Moon-Soo Kim, governor of the Gyeonggi Province, helms Paolo Cian's boat during the Korea Match Cup ProAm regatta. Gyeonggi, 8 June 2010. Photo copyright World Match Racing Tour
If sailing in general is considered a niche sport in the crushing majority of countries worldwide, in Korea in particular, Kim had to fight an uphill battle. If in most countries people still confuse the bow and the stern of a yacht or get mixed up with port and starboard, in Korea, as Kim jokingly pointed out, in his initial talks with potential sponsors and authorities he had to explain what a sailing yacht was. Korean sports are dominated by soccer and baseball while sailing is still at an embryonic stage.
Yet, Dong Young Kim found a strong ally in Moon-Soo Kim, governor of the Gyeonggi Province, who had also visited Valencia in 2007 to watch the America's Cup and saw in the World Match Racing events the perfect tool to showcase his provinces efforts to diversify its economy and portray itself as a sailing and tourist destination. With a coastline of more than 250km, the Gyeonggi province aims to becomes Asia's top marine leisure destination by 2020.
As a result, in less than a year after their meetings in Valencia, Dong Young Kim's vision became reality and the inaugural edition of the Korea Match Cup took place in 2008 in the purpose-built Jeongok Marina. The Korea Match Cup has also invested in a fleet of new 36-foot Bakewell-White-designed KM 36s built locally in Hwaseong City by Advanced Marine Tech. The boats are the first racing yacht to be built and sailed in Korea.
Dong Young Kim, founder of the Korea Match Cup, onboard Paolo Cian's boat during the Korea Match Cup ProAm regatta. Gyeonggi, 8 June 2010. Photo copyright World Match Racing Tour
According to Dong Young Kim, a total of 300,000 spectators visited the brand new race village during the 5-day event in 2008, a number that has been more or less constant in 2009 and 2010, despite the unrelated circumstances such as the prohibition to promote the event last month during the local pre-election period. With a pool of 22 million people, of which 11 million just in Seoul, 50 kilometers away, the event has the potential to become a major sports attraction.

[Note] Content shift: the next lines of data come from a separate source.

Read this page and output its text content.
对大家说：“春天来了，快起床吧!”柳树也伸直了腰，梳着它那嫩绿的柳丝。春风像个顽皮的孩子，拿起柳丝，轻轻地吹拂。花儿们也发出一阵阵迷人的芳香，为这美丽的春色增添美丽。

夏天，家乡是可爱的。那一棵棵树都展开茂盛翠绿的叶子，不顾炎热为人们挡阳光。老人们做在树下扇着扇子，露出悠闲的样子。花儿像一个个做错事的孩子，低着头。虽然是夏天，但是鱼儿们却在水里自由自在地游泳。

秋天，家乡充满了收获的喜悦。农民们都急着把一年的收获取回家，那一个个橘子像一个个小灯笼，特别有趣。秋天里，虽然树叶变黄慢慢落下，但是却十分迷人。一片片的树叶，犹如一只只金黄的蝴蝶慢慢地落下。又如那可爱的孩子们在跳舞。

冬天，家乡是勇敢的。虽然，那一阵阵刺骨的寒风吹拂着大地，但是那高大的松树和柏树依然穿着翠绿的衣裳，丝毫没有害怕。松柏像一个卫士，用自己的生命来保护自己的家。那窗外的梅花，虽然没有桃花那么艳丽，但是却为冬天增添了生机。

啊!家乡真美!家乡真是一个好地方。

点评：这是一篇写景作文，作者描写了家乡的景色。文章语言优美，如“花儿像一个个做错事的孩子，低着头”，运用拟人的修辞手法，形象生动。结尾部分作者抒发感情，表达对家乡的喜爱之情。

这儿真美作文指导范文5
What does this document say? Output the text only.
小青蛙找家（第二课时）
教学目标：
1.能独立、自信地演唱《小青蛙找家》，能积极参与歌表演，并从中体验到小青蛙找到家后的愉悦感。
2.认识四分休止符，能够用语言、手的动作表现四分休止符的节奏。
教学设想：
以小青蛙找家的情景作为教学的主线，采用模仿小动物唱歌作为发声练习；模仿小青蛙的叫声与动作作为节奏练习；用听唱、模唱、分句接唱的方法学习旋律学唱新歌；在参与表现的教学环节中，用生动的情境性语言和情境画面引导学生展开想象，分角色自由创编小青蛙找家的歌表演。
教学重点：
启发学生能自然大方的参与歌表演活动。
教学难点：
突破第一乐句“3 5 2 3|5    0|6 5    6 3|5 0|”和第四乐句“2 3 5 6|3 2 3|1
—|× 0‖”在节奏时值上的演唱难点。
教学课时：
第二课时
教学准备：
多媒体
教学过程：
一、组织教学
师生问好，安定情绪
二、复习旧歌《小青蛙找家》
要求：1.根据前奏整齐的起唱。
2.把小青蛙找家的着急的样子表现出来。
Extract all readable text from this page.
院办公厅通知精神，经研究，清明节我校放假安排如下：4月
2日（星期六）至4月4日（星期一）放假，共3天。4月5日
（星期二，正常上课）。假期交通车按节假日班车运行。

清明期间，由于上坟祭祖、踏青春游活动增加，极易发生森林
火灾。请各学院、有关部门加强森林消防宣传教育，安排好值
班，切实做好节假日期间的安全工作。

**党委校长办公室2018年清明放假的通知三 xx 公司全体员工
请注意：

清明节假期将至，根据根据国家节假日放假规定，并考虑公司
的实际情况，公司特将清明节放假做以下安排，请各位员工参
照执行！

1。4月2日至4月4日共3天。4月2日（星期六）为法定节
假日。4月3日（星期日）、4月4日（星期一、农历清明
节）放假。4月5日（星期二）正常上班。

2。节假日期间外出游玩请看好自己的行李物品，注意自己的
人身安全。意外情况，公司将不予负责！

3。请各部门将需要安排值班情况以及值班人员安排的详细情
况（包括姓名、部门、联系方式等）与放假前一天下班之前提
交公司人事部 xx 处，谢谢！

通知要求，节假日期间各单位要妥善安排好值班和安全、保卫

As Korea becomes more of a leisure society, for example through the implementation of the 5-day working week a few years ago, sailing gained popularity. This was clearly reflected in this year's qualifying event, a month ago. Out of a total of 12 teams, the organization had set a limit of 6 from Korea and for the first time they had to face the "problem" of dropping 3 of the 9 local applicants. Although we are still in the very early stages, there is no reason why the future of sailing in Asia in general and in Korea in particular can't be bright.